In Montague, Mr. Byker’s expansive decking is central to the home. The 40-acre property’s steep slope and irregular shape make for expansive lake views, but difficult construction. The wood decks were devised to connect three detached sections of the home, each with its own outdoor amenities. The nine-bedroom, eight-bath limestone and copper home hews to a Japanese contemporary style, with 12-foot walls of sliding glass.
The couple’s favorite “room” is the 900-foot rooftop sun deck, with chaise longues, a fireplace and large juniper plants, overlooking the lake and more than 800 feet of private shoreline.
“It’s spectacular in the winter,” says Mr. Byker, who added that snowy decks aren’t a problem with a snowblower. The home was completed in 2011 for $10 million, including the cost of land—a third of which was spent outdoors, Mr. Byker says. The home was listed in May for the same price, but Mr. Byker says he never intended to turn a profit. He and his wife are considering building another home with an emphasis on the outdoors nearby.

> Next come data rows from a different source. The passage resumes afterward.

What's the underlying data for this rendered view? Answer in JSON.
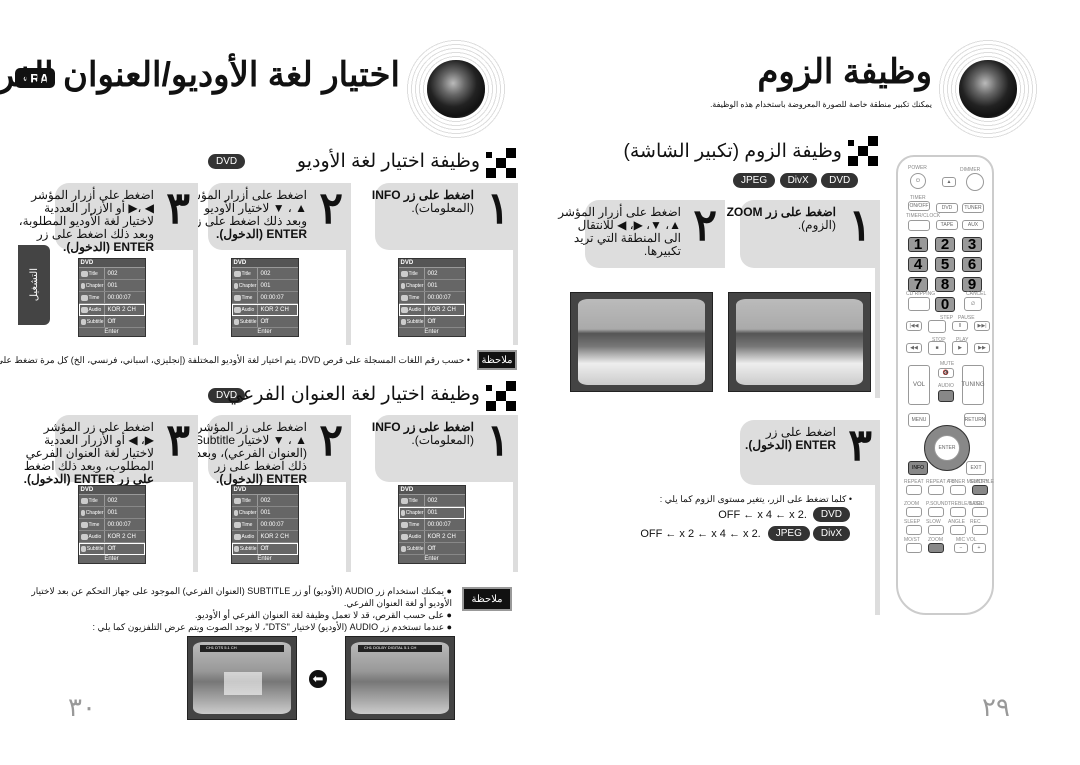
{
  "left_page": {
    "lang_badge": "ARA",
    "title": "اختيار لغة الأوديو/العنوان الفرعي",
    "side_tab": "التشغيل",
    "section_audio": {
      "heading": "وظيفة اختيار لغة الأوديو",
      "disc": "DVD",
      "steps": [
        {
          "num": "١",
          "lines": [
            "اضغط على زر INFO",
            "(المعلومات)."
          ]
        },
        {
          "num": "٢",
          "lines": [
            "اضغط على أزرار المؤشر",
            "▲ ، ▼ لاختيار الأوديو",
            "وبعد ذلك اضغط على زر",
            "ENTER (الدخول)."
          ]
        },
        {
          "num": "٣",
          "lines": [
            "اضغط على أزرار المؤشر",
            "◀ ،▶ أو الأزرار العددية",
            "لاختيار لغة الأوديو المطلوبة،",
            "وبعد ذلك اضغط على زر",
            "ENTER (الدخول)."
          ]
        }
      ],
      "osd_selected": [
        "Audio",
        "Audio",
        "Audio"
      ],
      "note_label": "ملاحظة",
      "note": "• حسب رقم اللغات المسجلة على قرص DVD، يتم اختيار لغة الأوديو المختلفة (إنجليزي، اسباني، فرنسي، الخ) كل مرة تضغط على الزر."
    },
    "section_subtitle": {
      "heading": "وظيفة اختيار لغة العنوان الفرعي",
      "disc": "DVD",
      "steps": [
        {
          "num": "١",
          "lines": [
            "اضغط على زر INFO",
            "(المعلومات)."
          ]
        },
        {
          "num": "٢",
          "lines": [
            "اضغط على زر المؤشر",
            "▲ ، ▼ لاختيار Subtitle",
            "(العنوان الفرعي)، وبعد",
            "ذلك اضغط على زر",
            "ENTER (الدخول)."
          ]
        },
        {
          "num": "٣",
          "lines": [
            "اضغط على زر المؤشر",
            "▶، ◀ أو الأزرار العددية",
            "لاختيار لغة العنوان الفرعي",
            "المطلوب، وبعد ذلك اضغط",
            "على زر ENTER (الدخول)."
          ]
        }
      ],
      "osd_selected": [
        "Chapter",
        "Subtitle",
        "Subtitle"
      ],
      "note_label": "ملاحظة",
      "notes": [
        "● يمكنك استخدام زر AUDIO (الأوديو) أو زر SUBTITLE (العنوان الفرعي) الموجود على جهاز التحكم عن بعد لاختيار",
        "الأوديو أو لغة العنوان الفرعي.",
        "● على حسب القرص، قد لا تعمل وظيفة لغة العنوان الفرعي أو الأوديو.",
        "● عندما تستخدم زر AUDIO (الأوديو) لاختيار \"DTS\"، لا يوجد الصوت ويتم عرض التلفزيون كما يلي :"
      ],
      "tv_before": "CH1 DOLBY DIGITAL 5.1 CH",
      "tv_after": "CH1 DTS 5.1 CH"
    },
    "page_number": "٣٠"
  },
  "right_page": {
    "title": "وظيفة الزوم",
    "subtitle": "يمكنك تكبير منطقة خاصة للصورة المعروضة باستخدام هذه الوظيفة.",
    "section": {
      "heading": "وظيفة الزوم (تكبير الشاشة)",
      "discs": [
        "DVD",
        "DivX",
        "JPEG"
      ],
      "steps": [
        {
          "num": "١",
          "lines": [
            "اضغط على زر ZOOM",
            "(الزوم)."
          ]
        },
        {
          "num": "٢",
          "lines": [
            "اضغط على أزرار المؤشر",
            "▲، ▼، ▶، ◀ للانتقال",
            "الى المنطقة التي تريد",
            "تكبيرها."
          ]
        },
        {
          "num": "٣",
          "lines": [
            "اضغط على زر",
            "ENTER (الدخول)."
          ]
        }
      ],
      "bullet": "• كلما تضغط على الزر، يتغير مستوى الزوم كما يلي :",
      "seq_dvd": {
        "disc": "DVD",
        "text": "OFF ← x 4 ← x 2."
      },
      "seq_divx": {
        "discs": [
          "DivX",
          "JPEG"
        ],
        "text": "OFF ← x 2 ← x 4 ← x 2."
      }
    },
    "page_number": "٢٩"
  },
  "osd": {
    "header": "DVD",
    "rows": [
      [
        "Title",
        "002"
      ],
      [
        "Chapter",
        "001"
      ],
      [
        "Time",
        "00:00:07"
      ],
      [
        "Audio",
        "KOR 2 CH"
      ],
      [
        "Subtitle",
        "Off"
      ]
    ],
    "footer": "Enter"
  },
  "remote": {
    "power": "POWER",
    "dimmer": "DIMMER",
    "timer": "TIMER",
    "onoff": "ON/OFF",
    "timerclock": "TIMER/CLOCK",
    "dvd": "DVD",
    "tuner": "TUNER",
    "tape": "TAPE",
    "aux": "AUX",
    "numbers": [
      "1",
      "2",
      "3",
      "4",
      "5",
      "6",
      "7",
      "8",
      "9",
      "0"
    ],
    "cd_ripping": "CD RIPPING",
    "cancel": "CANCEL",
    "step": "STEP",
    "pause": "PAUSE",
    "stop": "STOP",
    "play": "PLAY",
    "mute": "MUTE",
    "vol": "VOL",
    "audio": "AUDIO",
    "tuning": "TUNING",
    "menu": "MENU",
    "return": "RETURN",
    "enter": "ENTER",
    "info": "INFO",
    "exit": "EXIT",
    "row1": [
      "REPEAT",
      "REPEAT A-B",
      "TUNER MEMORY",
      "SUBTITLE"
    ],
    "row2": [
      "ZOOM",
      "P.SOUND",
      "TREBLE/BASS",
      "LOGO"
    ],
    "row3": [
      "SLEEP",
      "SLOW",
      "ANGLE",
      "REC"
    ],
    "row4": [
      "MO/ST",
      "ZOOM",
      "MIC VOL"
    ],
    "highlight_color": "#888888"
  }
}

While unique features can make for impressive homes, they can also limit the buyer pool. In a recent survey of 100 markets by Remodeling magazine, upscale deck additions resulted in a positive net-gain in only two cities: Columbia, S.C., and Santa Rosa, Calif.
The national average cost of a 320-square-foot deck with high-end composite materials was $37,943, but fetched a resale value of $21,877. The return on investment can vary greatly, depending on the market, said Craig Webb, the magazine’s editor in chief.
In Salt Lake City, Alan Lang, 68, and his wife Charlene Palmer, 48, built a 13,717-square-foot, European-inspired home on 51 acres in 2004. The five-bedroom, seven-bath home has 4,000 square feet of decking on four levels with lake and city views—an unusual amenity for an area that gets an average 51 inches of snow annually. Mr. Lang, who owns a crane and equipment business, built the home on spec and sold it in 2005 for about $5.5 million, he says. The new owner is now renting it back to Mr. Lang, who is building a new home nearby.
The home went back on the market in 2014 for $5.9 million with Linda Secrist of Berkshire Hathaway HomeServices and is still looking for a buyer. Ms. Secrist said there are no comparable homes in the area—the average luxury home is in the $3 million-range.
Douglas Burdge, who designed the Malibu home, says he was commissioned to create a California-style home in sweltering Houston. The client installed air conditioning on the outdoor veranda.
“They’re going to have a party, no matter what.”